The partitioning migration helpers work by creating a partitioned duplicate of the original table and using a combination of a trigger and a background migration to copy data into the new table. Changes to the original table schema can be made in parallel with the partitioning migration, but they must take care to not break the underlying mechanism that makes the migration work. For example, if a column is added to the table that is being partitioned, both the partitioned table and the trigger definition must be updated to match.

Step 1: Creating the partitioned copy (Release N)

The first step is to add a migration to create the partitioned copy of the original table. This migration creates the appropriate partitions based on the data in the original table, and install a trigger that syncs writes from the original table into the partitioned copy.

An example migration of partitioning the audit_events table by its created_at column would look like:

class PartitionAuditEvents < Gitlab::Database::Migration[1.0]
  include Gitlab::Database::PartitioningMigrationHelpers

  def up
    partition_table_by_date :audit_events, :created_at
  end

  def down
    drop_partitioned_table_for :audit_events
  end
end

After this has executed, any inserts, updates, or deletes in the original table are also duplicated in the new table. For updates and deletes, the operation only has an effect if the corresponding row exists in the partitioned table.

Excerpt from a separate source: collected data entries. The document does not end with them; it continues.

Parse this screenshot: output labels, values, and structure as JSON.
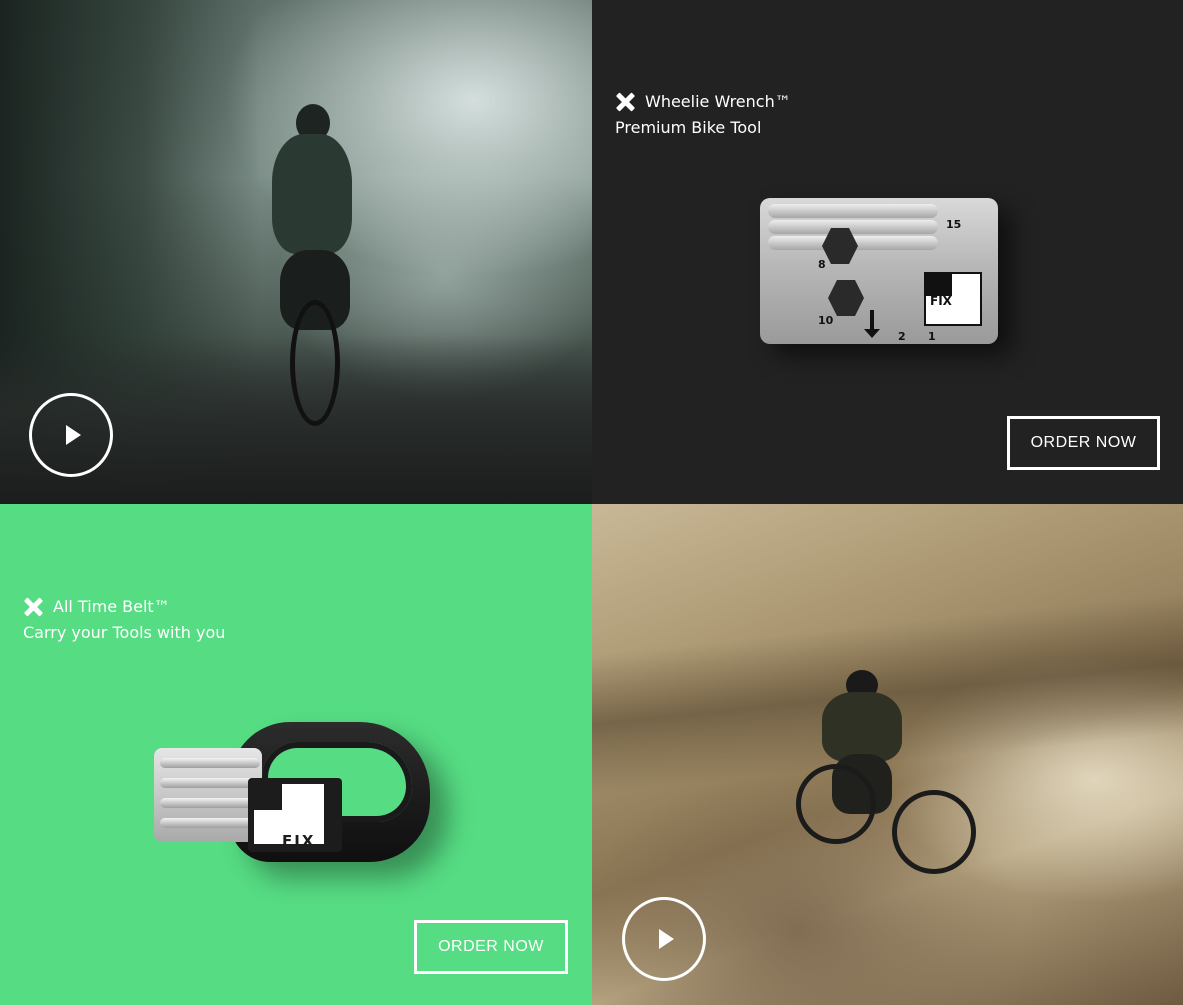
{
  "hero_video_1": {
    "play_label": "Play video",
    "icon": "play-icon"
  },
  "product_1": {
    "name": "Wheelie Wrench™",
    "tagline": "Premium Bike Tool",
    "brand_icon": "x-icon",
    "tool_marks": [
      "15",
      "8",
      "10",
      "2",
      "1"
    ],
    "logo_text": "FIX",
    "order_label": "ORDER NOW",
    "background": "#222222"
  },
  "product_2": {
    "name": "All Time Belt™",
    "tagline": "Carry your Tools with you",
    "brand_icon": "x-icon",
    "logo_text": "FIX",
    "order_label": "ORDER NOW",
    "background": "#56dc83"
  },
  "hero_video_2": {
    "play_label": "Play video",
    "icon": "play-icon"
  }
}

Step 2: Backfill the partitioned copy (Release N)

The second step is to add a post-deployment migration that schedules the background jobs that backfill existing data from the original table into the partitioned copy.

Continuing the above example, the migration would look like:

class BackfillPartitionAuditEvents < Gitlab::Database::Migration[1.0]
  include Gitlab::Database::PartitioningMigrationHelpers

  def up
    enqueue_partitioning_data_migration :audit_events
  end

  def down
    cleanup_partitioning_data_migration :audit_events
  end
end

This step uses the same mechanism as any background migration, so you may want to read the Background Migration guide for details on that process. Background jobs are scheduled every 2 minutes and copy 50_000 records at a time, which can be used to estimate the timing of the background migration portion of the partitioning migration.

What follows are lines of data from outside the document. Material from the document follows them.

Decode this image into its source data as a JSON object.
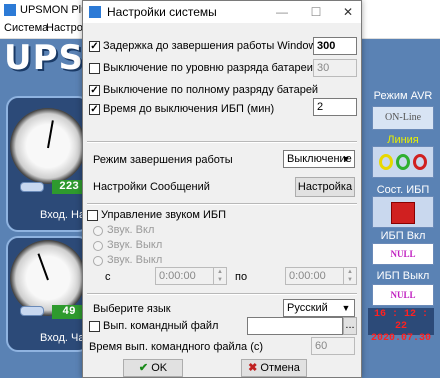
{
  "background_app": {
    "title": "UPSMON Plus for",
    "menu": [
      "Система",
      "Настрой"
    ],
    "logo": "UPSMON",
    "gauge_top_value": "223",
    "gauge_top_label": "Вход. Нап",
    "gauge_bottom_value": "49",
    "gauge_bottom_label": "Вход. Час",
    "right_panel": {
      "avr_label": "Режим AVR",
      "avr_status": "ON-Line",
      "line_label": "Линия",
      "ups_state_label": "Сост. ИБП",
      "ups_on_label": "ИБП Вкл",
      "ups_on_value": "NULL",
      "ups_off_label": "ИБП Выкл",
      "ups_off_value": "NULL",
      "time": "16 : 12 : 22",
      "date": "2020.07.30"
    }
  },
  "dialog": {
    "title": "Настройки системы",
    "window_controls": [
      "—",
      "☐",
      "✕"
    ],
    "delay_shutdown": {
      "label": "Задержка до завершения работы Windows,с",
      "checked": true,
      "value": "300"
    },
    "battery_level": {
      "label": "Выключение по уровню разряда батареи, %",
      "checked": false,
      "value": "30"
    },
    "full_discharge": {
      "label": "Выключение по полному разряду батарей",
      "checked": true
    },
    "ups_off_time": {
      "label": "Время до выключения ИБП (мин)",
      "checked": true,
      "value": "2"
    },
    "shutdown_mode": {
      "label": "Режим завершения работы",
      "value": "Выключение"
    },
    "messages": {
      "label": "Настройки Сообщений",
      "button": "Настройка"
    },
    "sound": {
      "label": "Управление звуком ИБП",
      "checked": false,
      "options": [
        "Звук. Вкл",
        "Звук. Выкл",
        "Звук. Выкл"
      ],
      "from_label": "с",
      "to_label": "по",
      "from_time": "0:00:00",
      "to_time": "0:00:00"
    },
    "language": {
      "label": "Выберите язык",
      "value": "Русский"
    },
    "command_file": {
      "label": "Вып. командный файл",
      "checked": false,
      "path": "",
      "browse": "..."
    },
    "command_time": {
      "label": "Время вып. командного файла (с)",
      "value": "60"
    },
    "ok_label": "OK",
    "cancel_label": "Отмена"
  }
}
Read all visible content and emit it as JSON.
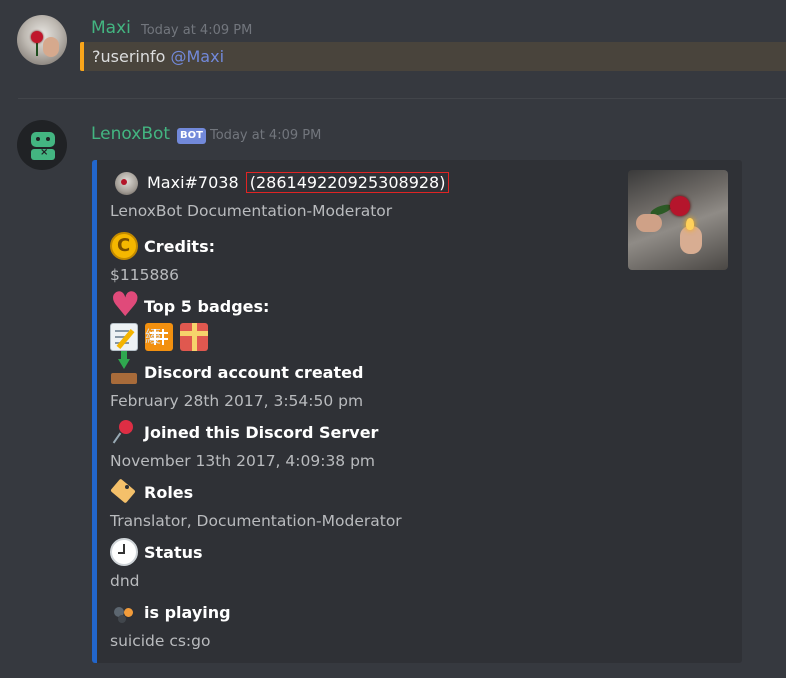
{
  "messages": [
    {
      "author": "Maxi",
      "author_color": "#43b581",
      "timestamp": "Today at 4:09 PM",
      "content_prefix": "?userinfo ",
      "mention": "@Maxi"
    },
    {
      "author": "LenoxBot",
      "author_color": "#43b581",
      "bot_tag": "BOT",
      "timestamp": "Today at 4:09 PM",
      "embed": {
        "border_color": "#2266cc",
        "author_name": "Maxi#7038",
        "author_id": "(286149220925308928)",
        "subtitle": "LenoxBot Documentation-Moderator",
        "fields": [
          {
            "icon": "credits-icon",
            "name": "Credits:",
            "value": "$115886"
          },
          {
            "icon": "heart-icon",
            "name": "Top 5 badges:"
          },
          {
            "icon": "inbox-tray-icon",
            "name": "Discord account created",
            "value": "February 28th 2017, 3:54:50 pm"
          },
          {
            "icon": "pushpin-icon",
            "name": "Joined this Discord Server",
            "value": "November 13th 2017, 4:09:38 pm"
          },
          {
            "icon": "label-tag-icon",
            "name": "Roles",
            "value": "Translator, Documentation-Moderator"
          },
          {
            "icon": "clock-icon",
            "name": "Status",
            "value": "dnd"
          },
          {
            "icon": "game-dots-icon",
            "name": "is playing",
            "value": "suicide cs:go"
          }
        ],
        "badges": [
          "memo-icon",
          "grid-badge-icon",
          "gift-icon"
        ]
      }
    }
  ]
}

Step 3: Post-backfill cleanup (Release N+1)

The third step must occur at least one release after the release that includes the background migration. This gives time for the background migration to execute properly in self-managed installations. In this step, add another post-deployment migration that cleans up after the background migration. This includes forcing any remaining jobs to execute, and copying data that may have been missed, due to dropped or failed jobs.

Once again, continuing the example, this migration would look like:

class CleanupPartitionedAuditEventsBackfill < Gitlab::Database::Migration[1.0]
  include Gitlab::Database::PartitioningMigrationHelpers

  def up
    finalize_backfilling_partitioned_table :audit_events
  end

  def down
    # no op
  end
end

After this migration has completed, the original table and partitioned table should contain identical data. The trigger installed on the original table guarantees that the data remains in sync going forward.

Step 4: Swap the partitioned and non-partitioned tables (Release N+1)

The final step of the migration makes the partitioned table ready for use by the application. This section will be updated when the migration helper is ready, for now development can be followed in the Tracking Issue.